If a patient develops a rash they should be monitored closely and voriconazole discontinued if lesions progress. Photosensitivity reactions have been reported, especially during long-term therapy (see Precautions).
There have been reports of squamous cell carcinoma of the skin in patients treated with voriconazole for long periods of time; the mechanism has not been established (see Precautions).
Liver function tests: Liver function test abnormalities may be associated with higher plasma concentrations and/or doses. The majority of abnormal liver function tests either resolved during treatment without dose adjustment or following dose adjustment, including discontinuation of therapy. Voriconazole has been infrequently associated with cases of serious hepatic toxicity in patients with other serious underlying conditions. This includes cases of jaundice, and rare cases of hepatitis and hepatic failure leading to death (see Precautions).

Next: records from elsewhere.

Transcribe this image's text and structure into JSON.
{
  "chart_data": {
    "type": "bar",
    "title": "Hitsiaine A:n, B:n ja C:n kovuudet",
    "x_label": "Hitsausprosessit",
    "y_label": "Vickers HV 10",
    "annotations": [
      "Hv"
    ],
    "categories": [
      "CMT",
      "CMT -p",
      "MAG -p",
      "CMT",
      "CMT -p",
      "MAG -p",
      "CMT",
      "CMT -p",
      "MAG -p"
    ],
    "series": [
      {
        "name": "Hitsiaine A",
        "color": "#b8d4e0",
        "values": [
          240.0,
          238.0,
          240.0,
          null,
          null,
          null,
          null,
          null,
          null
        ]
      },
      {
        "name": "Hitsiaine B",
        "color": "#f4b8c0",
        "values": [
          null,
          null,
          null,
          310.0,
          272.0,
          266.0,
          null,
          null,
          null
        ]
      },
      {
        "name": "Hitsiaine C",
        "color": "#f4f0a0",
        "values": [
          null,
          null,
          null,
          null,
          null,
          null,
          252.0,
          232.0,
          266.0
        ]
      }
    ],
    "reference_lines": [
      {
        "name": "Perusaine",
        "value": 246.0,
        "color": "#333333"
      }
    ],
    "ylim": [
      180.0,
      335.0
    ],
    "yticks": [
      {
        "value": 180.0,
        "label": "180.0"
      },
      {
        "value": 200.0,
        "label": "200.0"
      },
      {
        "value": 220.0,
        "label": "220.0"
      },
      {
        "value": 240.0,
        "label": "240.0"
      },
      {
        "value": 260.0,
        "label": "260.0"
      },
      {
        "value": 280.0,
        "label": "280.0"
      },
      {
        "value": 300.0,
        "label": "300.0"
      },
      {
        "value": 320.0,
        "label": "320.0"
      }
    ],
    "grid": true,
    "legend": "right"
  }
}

Infusion-related reactions: During infusion of the intravenous formulation of voriconazole, anaphylactoid-type reactions, including flushing, fever, sweating, tachycardia, chest tightness, dyspnoea, faintness, nausea, pruritus and rash have occurred. Symptoms appeared immediately upon initiating the infusion (see Precautions).
Prophylaxis: Discontinuation of voriconazole treatment has been reported in other study comparing voriconazole and itraconazole as primary prophylaxis in adult and adolescent allogeneic HSCT recipients without prior proven or probable IFI, following adverse effects and treatment-emergent hepatic side effects.
Paediatric population: The adverse reaction profile of the paediatric patients was similar to that in adults. Post-marketing data suggest there might be a higher occurrence of skin reactions (especially erythema) in the paediatric population compared to adults.